I took a step closer to Joey and tugged at his arm gently. “It’s getting really cold. Options won’t matter if you die of pneumonia.”

He turned to face me fully, and his ordinarily clear blue eyes were stormy just then. Whether it was due to the anguish he was communicating through them or the reflection of the sea surrounding us and the dark sky above, I didn’t know.

“I had two people,” he said. “Ryan, and my mum. And I’ve managed to push them both away.” His voice had risen up and down, uncertain, like the waves that lapped my knees, his thighs. I inched closer still, fingers falling lower but clinging to the fabric of his full-body wetsuit. Curtis’. “I need to go,” he said, almost pleading. “I need to swim.” It sounded like he’d break down at any given moment—his voice would crack, throat give way. But his eyes were dry; face too carefully blank.

His eyes drifted past me to the horizon, and his head followed the movement. They settled on a cruise ship perched in the distance that I hadn’t noticed before.

“I want to swim until I get to the edge,” he continued, “And –” Joey swallowed audibly. “This is all I have. I come here to think, and—”

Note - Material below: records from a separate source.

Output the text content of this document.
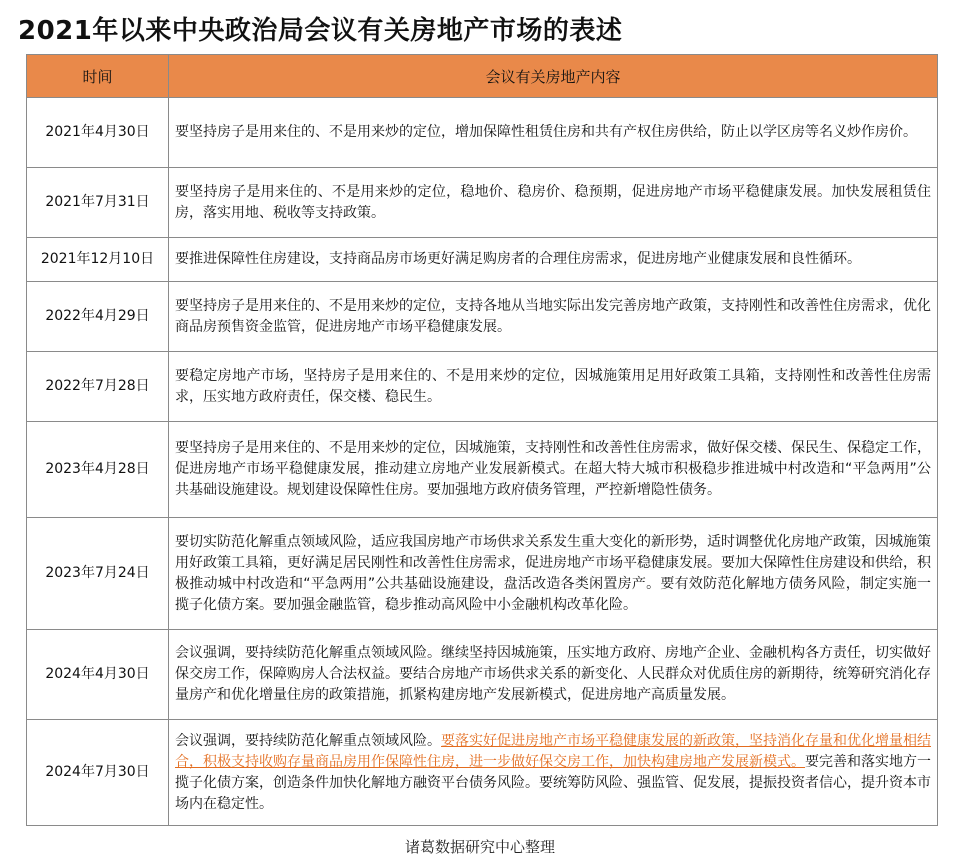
2021年以来中央政治局会议有关房地产市场的表述
时间	会议有关房地产内容
2021年4月30日	要坚持房子是用来住的、不是用来炒的定位，增加保障性租赁住房和共有产权住房供给，防止以学区房等名义炒作房价。
2021年7月31日	要坚持房子是用来住的、不是用来炒的定位，稳地价、稳房价、稳预期，促进房地产市场平稳健康发展。加快发展租赁住房，落实用地、税收等支持政策。
2021年12月10日	要推进保障性住房建设，支持商品房市场更好满足购房者的合理住房需求，促进房地产业健康发展和良性循环。
2022年4月29日	要坚持房子是用来住的、不是用来炒的定位，支持各地从当地实际出发完善房地产政策，支持刚性和改善性住房需求，优化商品房预售资金监管，促进房地产市场平稳健康发展。
2022年7月28日	要稳定房地产市场，坚持房子是用来住的、不是用来炒的定位，因城施策用足用好政策工具箱，支持刚性和改善性住房需求，压实地方政府责任，保交楼、稳民生。
2023年4月28日	要坚持房子是用来住的、不是用来炒的定位，因城施策，支持刚性和改善性住房需求，做好保交楼、保民生、保稳定工作，促进房地产市场平稳健康发展，推动建立房地产业发展新模式。在超大特大城市积极稳步推进城中村改造和“平急两用”公共基础设施建设。规划建设保障性住房。要加强地方政府债务管理，严控新增隐性债务。
2023年7月24日	要切实防范化解重点领域风险，适应我国房地产市场供求关系发生重大变化的新形势，适时调整优化房地产政策，因城施策用好政策工具箱，更好满足居民刚性和改善性住房需求，促进房地产市场平稳健康发展。要加大保障性住房建设和供给，积极推动城中村改造和“平急两用”公共基础设施建设，盘活改造各类闲置房产。要有效防范化解地方债务风险，制定实施一揽子化债方案。要加强金融监管，稳步推动高风险中小金融机构改革化险。
2024年4月30日	会议强调，要持续防范化解重点领域风险。继续坚持因城施策，压实地方政府、房地产企业、金融机构各方责任，切实做好保交房工作，保障购房人合法权益。要结合房地产市场供求关系的新变化、人民群众对优质住房的新期待，统筹研究消化存量房产和优化增量住房的政策措施，抓紧构建房地产发展新模式，促进房地产高质量发展。
2024年7月30日	会议强调，要持续防范化解重点领域风险。要落实好促进房地产市场平稳健康发展的新政策，坚持消化存量和优化增量相结合，积极支持收购存量商品房用作保障性住房，进一步做好保交房工作，加快构建房地产发展新模式。要完善和落实地方一揽子化债方案，创造条件加快化解地方融资平台债务风险。要统筹防风险、强监管、促发展，提振投资者信心，提升资本市场内在稳定性。
诸葛数据研究中心整理
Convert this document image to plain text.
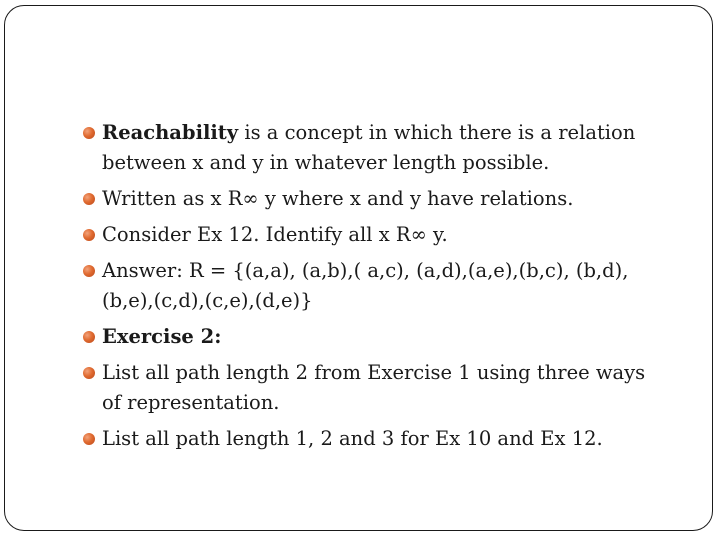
Reachability is a concept in which there is a relation between x and y in whatever length possible.
Written as x R∞ y where x and y have relations.
Consider Ex 12. Identify all x R∞ y.
Answer: R = {(a,a), (a,b),( a,c), (a,d),(a,e),(b,c), (b,d),(b,e),(c,d),(c,e),(d,e)}
Exercise 2:
List all path length 2 from Exercise 1 using three ways of representation.
List all path length 1, 2 and 3 for Ex 10 and Ex 12.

“And I ruined that for you,” I said, in realisation. “Friday night, and again today.”

Joey didn’t reply for a moment, and then he shook his head, words hesitant and slow. Spoken as if he was only coming to recognise their validity as they fell from his lips; “No. It wasn’t so bad, last time.”

The corners of my lips twitched upwards when he turned to face me. “But now?” My hand dropped to my side as I watched the rise and fall of his larynx.

“This is okay too. Actually, this…” He shrugged. “Today has been good. I should probably thank you.”

I wanted to kiss him. I needed to. And then I did.